An Elastic Net Regression Model for Identifying Long COVID Patients Using Health Administrative Data: A Population-Based Study

Open Forum Infect Dis. 2022 Nov 24;9(12):ofac640. doi: 10.1093/ofid/ofac640. eCollection 2022 Dec.

Abstract

Background: Long coronavirus disease (COVID) patients experience persistent symptoms after acute severe acute respiratory syndrome coronavirus 2 (SARS-CoV-2) infection. Healthcare utilization data could provide critical information on the disease burden of long COVID for service planning; however, not all patients are diagnosed or assigned long COVID diagnostic codes. We developed an algorithm to identify individuals with long COVID using population-level health administrative data from British Columbia (BC), Canada.

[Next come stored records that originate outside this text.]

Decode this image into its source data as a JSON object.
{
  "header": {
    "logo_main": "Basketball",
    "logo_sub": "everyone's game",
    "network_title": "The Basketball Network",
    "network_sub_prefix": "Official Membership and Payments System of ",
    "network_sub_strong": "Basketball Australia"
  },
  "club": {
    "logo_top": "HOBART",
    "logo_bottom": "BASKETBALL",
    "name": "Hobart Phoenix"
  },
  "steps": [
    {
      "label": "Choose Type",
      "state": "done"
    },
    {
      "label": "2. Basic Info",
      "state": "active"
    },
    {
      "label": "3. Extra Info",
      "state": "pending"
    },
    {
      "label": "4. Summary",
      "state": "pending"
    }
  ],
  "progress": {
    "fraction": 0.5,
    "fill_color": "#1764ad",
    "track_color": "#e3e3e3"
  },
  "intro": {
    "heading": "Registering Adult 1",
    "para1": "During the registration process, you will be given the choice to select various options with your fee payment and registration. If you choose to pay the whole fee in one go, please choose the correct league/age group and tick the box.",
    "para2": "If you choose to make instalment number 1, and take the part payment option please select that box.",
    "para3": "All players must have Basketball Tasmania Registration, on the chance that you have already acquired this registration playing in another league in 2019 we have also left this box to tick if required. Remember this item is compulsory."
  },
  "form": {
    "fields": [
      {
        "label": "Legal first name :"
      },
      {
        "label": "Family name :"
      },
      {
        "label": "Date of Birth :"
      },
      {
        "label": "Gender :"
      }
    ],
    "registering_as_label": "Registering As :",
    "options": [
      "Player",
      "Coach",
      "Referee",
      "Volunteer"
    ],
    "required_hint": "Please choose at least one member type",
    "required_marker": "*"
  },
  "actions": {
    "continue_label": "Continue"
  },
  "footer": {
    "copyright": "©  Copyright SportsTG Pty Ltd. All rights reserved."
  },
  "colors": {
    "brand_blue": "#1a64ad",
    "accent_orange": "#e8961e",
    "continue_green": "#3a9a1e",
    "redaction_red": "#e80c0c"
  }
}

Methods: An elastic net penalized logistic regression model was developed to identify long COVID patients based on demographic characteristics, pre-existing conditions, COVID-19-related data, and all symptoms/conditions recorded >28-183 days after the COVID-19 symptom onset/reported (index) date of known long COVID patients (n = 2430) and a control group (n = 24 300), selected from all adult COVID-19 cases in BC with an index date on/before October 31, 2021 (n = 168 111). Known long COVID cases were diagnosed in a clinic and/or had the International Classification of Diseases, Tenth Revision, Canada (ICD-10-CA) code for "post COVID-19 condition" in their records.

Results: The algorithm retained known symptoms/conditions associated with long COVID, demonstrating high sensitivity (86%), specificity (86%), and area under the receiver operator curve (93%). It identified 25 220 (18%) long COVID patients among the remaining 141 381 adult COVID-19 cases, >10 times the number of known cases. Known and predicted long COVID patients had comparable demographic and health-related characteristics.

Conclusions: Our algorithm identified long COVID patients with a high level of accuracy. This large cohort of long COVID patients will serve as a platform for robust assessments on the clinical course of long COVID, and provide much needed concrete information for decision-making.

Keywords: long COVID; post-COVID-19 condition; post-acute COVID-19 syndrome; post-acute sequelae of COVID-19.